Cassandra Wilson has always been the sort of artist that glides across genres and labels as easily as her voice caresses notes. Although typically positioned as a jazz artist, Wilson sings blues, folk, and pop as well. Her two-decade and two-Grammy Award-winning career has produced many highlights, but she’s never tackled actual geographical boundaries the way she does on her new album, Another Country (eOne). Recorded in Florence, Italy with Italian guitarist Fabrizio Sotti, her 19th release represents a new direction and a new label. So there was a lot of anticipation in the air when Wilson took the stage at Old Town School of Folk Music on a balmy Oct 11.

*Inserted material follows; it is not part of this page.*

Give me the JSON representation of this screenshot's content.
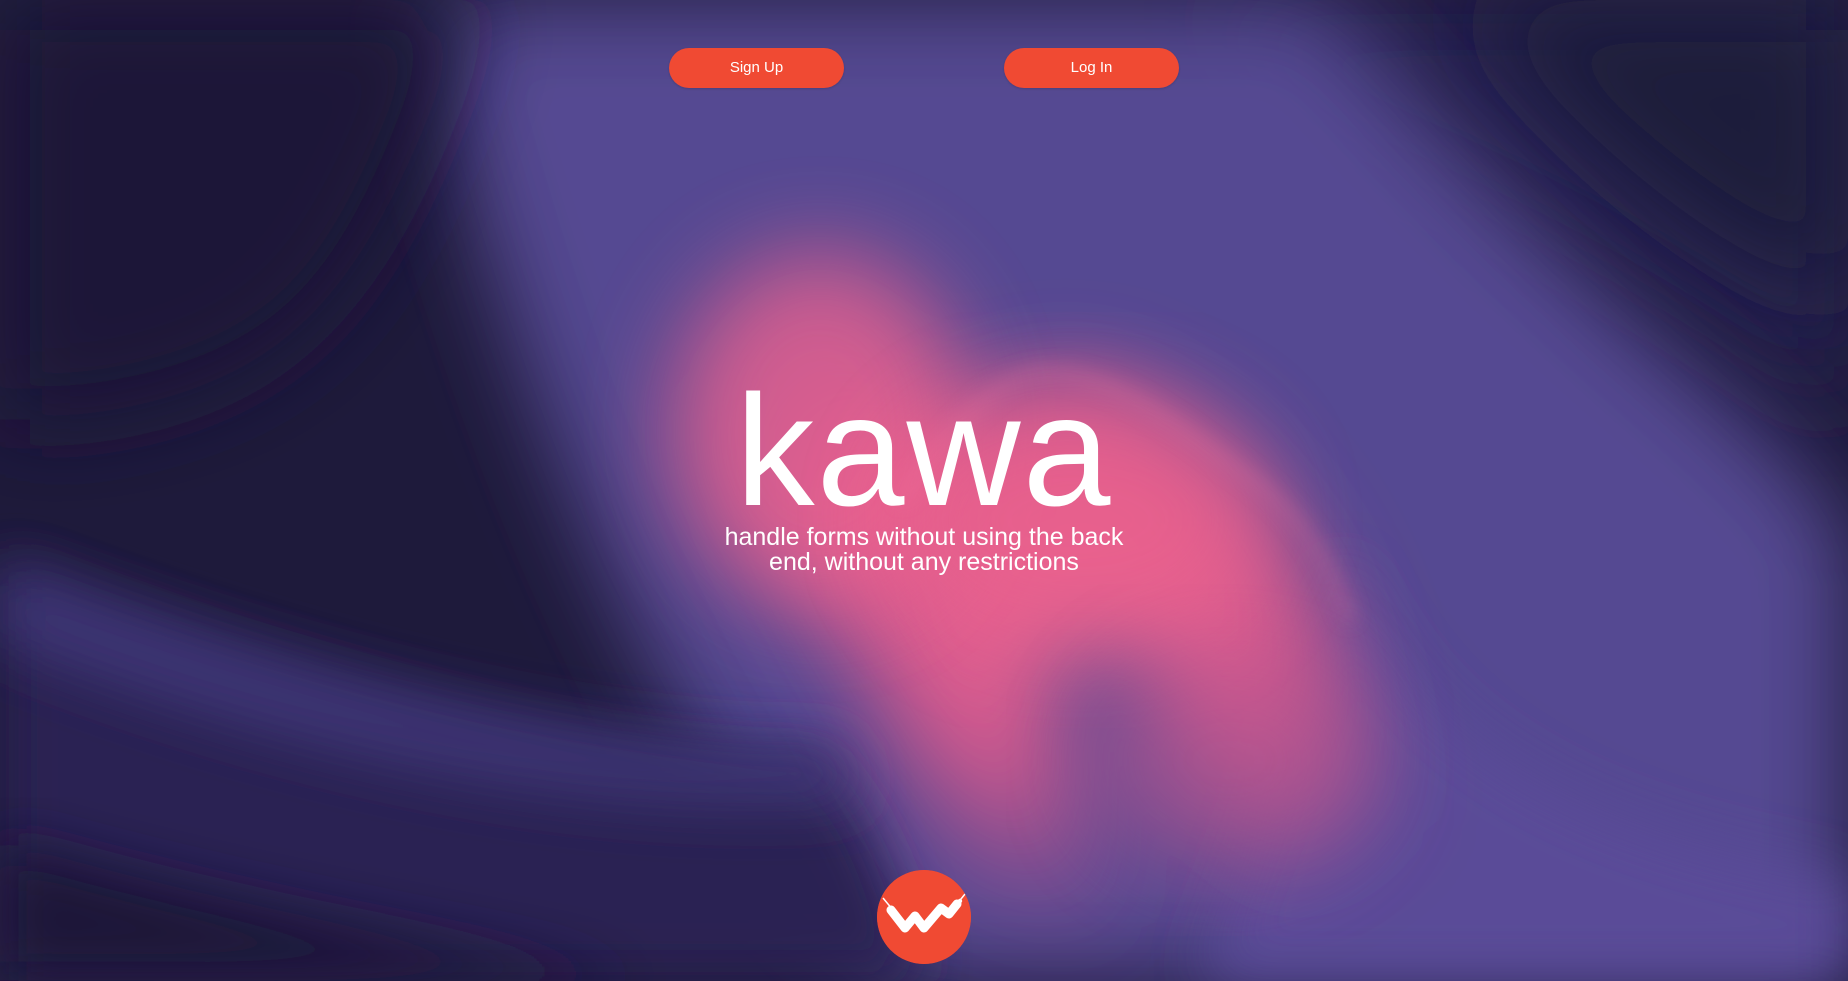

Backed by a glorious five-piece band (including Sotti on guitar), Wilson floated on stage covered in sapphire and amethyst jewel tones, her trademark blonde locks framing her face. Dipping into her ethereal cover of “Children Of The Night,” from her 1993 breakout album, Blue Light ‘Til Dawn (Blue Note), her burnished alto filled the intimate space with warm, smoky melodies. Lest we forget her Mississippi Delta heritage, the singer slipped in a verse from Muddy Waters’ “Hoochie Coochie Man,” creating her signature blend of blues/jazz/pop sounds. She followed it with “No More Blues,” from her current album, which also reflected her familiar bluesy jazz treatment. It wasn’t until she dived into the title track – dancing with Latin rhythms – that her new direction was effectively revealed. “This song is about many things, on many levels,” she explained. Gliding along flamenco and samba tones, her voice soared with emotion.
Probing even further into the Latin landscape, Wilson clapped and danced through a straight samba song, “Angola,” singing in Portuguese and inciting the sold-out crowd to clap along to the driving percussion. Picking up her guitar, “a little instrument” she bought “while walking in the hood in Evanston,” Wilson played along to her silky vocals on “Red Guitar.” Although she displayed her jazz chops on classics including ‘Skylark” and “St. James Infirmary,” Wilson has expanded her musical boundaries beyond American genres to forge a new journey just as pleasing to the ear.